Jeff Allen, executive director of Friends of Cancer Research, suggested the idea last month in a House subcommittee hearing. Under the proposed designation, a sponsor would work closely with the FDA to develop trial designs to abbreviate or combine the traditional phases of drug development. (See BioWorld Today, March 9, 2012.)

"This would shorten the pathway to approval and avoid giving larger numbers of patients a potentially harmful or ineffective drug as part of a control arm, while maintaining current safety and efficacy standards," Allen testified.

The bill also would require the FDA to engage in interactive communication and hold timely meetings with the sponsor throughout the development of a breakthrough product.

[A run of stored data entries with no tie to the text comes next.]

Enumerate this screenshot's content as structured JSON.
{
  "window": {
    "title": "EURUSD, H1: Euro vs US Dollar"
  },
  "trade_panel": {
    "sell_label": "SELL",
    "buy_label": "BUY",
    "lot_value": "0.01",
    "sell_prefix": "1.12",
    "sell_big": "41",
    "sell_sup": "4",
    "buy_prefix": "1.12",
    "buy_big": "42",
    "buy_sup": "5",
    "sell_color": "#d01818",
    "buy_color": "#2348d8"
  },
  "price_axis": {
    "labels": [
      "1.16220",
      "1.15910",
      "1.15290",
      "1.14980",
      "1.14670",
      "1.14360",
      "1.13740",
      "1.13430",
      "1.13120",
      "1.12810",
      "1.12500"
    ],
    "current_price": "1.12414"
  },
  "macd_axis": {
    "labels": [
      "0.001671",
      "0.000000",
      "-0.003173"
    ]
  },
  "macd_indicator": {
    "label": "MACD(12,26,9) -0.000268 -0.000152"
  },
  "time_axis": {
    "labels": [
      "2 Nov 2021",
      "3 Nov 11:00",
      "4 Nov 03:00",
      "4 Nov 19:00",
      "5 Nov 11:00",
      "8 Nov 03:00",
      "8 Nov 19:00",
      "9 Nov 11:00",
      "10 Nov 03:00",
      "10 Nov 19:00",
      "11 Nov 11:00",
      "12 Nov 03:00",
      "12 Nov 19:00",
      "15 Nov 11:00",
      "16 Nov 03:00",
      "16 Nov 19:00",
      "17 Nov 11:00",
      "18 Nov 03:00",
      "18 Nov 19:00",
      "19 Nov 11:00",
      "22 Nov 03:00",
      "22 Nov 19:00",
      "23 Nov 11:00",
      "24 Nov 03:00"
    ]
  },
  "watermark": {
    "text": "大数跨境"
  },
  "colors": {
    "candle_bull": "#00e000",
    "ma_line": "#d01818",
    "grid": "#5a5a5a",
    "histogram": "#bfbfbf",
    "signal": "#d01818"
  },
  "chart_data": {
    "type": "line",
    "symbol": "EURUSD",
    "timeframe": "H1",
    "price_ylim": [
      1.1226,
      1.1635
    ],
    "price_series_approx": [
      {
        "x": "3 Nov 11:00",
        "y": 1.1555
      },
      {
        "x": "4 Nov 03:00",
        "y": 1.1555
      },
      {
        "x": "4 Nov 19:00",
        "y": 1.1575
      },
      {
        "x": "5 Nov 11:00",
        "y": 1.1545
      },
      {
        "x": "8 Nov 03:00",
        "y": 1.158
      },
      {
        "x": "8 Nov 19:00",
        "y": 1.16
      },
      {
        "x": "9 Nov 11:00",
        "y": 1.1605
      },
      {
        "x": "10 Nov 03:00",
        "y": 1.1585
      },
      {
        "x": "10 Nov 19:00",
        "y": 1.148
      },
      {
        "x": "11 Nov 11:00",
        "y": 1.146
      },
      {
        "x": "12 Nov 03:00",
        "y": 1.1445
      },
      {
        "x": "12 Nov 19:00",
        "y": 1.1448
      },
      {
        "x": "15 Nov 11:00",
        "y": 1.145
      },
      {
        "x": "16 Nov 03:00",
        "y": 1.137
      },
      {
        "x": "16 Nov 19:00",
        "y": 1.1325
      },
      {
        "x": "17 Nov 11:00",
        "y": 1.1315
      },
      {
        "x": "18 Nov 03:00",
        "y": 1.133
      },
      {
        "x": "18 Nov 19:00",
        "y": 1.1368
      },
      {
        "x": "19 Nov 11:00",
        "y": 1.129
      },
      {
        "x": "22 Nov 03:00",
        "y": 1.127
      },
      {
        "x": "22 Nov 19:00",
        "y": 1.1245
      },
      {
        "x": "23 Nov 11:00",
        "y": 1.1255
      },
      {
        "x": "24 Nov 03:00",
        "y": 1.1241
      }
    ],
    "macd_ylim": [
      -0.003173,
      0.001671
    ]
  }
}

The agency would have to assign a cross-disciplinary project lead to facilitate efficient review of the product, as well as involve senior management and experienced review staff in the collaborative, cross-disciplinary review.

Bill Makes BPCA, PREA Permanent

The Best Pharmaceuticals for Children Act (BPCA) and the Pediatric Research Equity Act (PREA) would become permanent under a bill introduced last week in the House.

Instead of simply reauthorizing the programs that have made more drugs available for pediatric use, H.R. 4274 would "encourage continued investment in pediatric research," said Jim Greenwood, president and CEO of the Biotechnology Industry Organization. (See BioWorld Today, Feb. 3, 2012.)

The bipartisan bill also would improve the timing and quality of pediatric research and ensure that required pediatric studies are completed by their due date.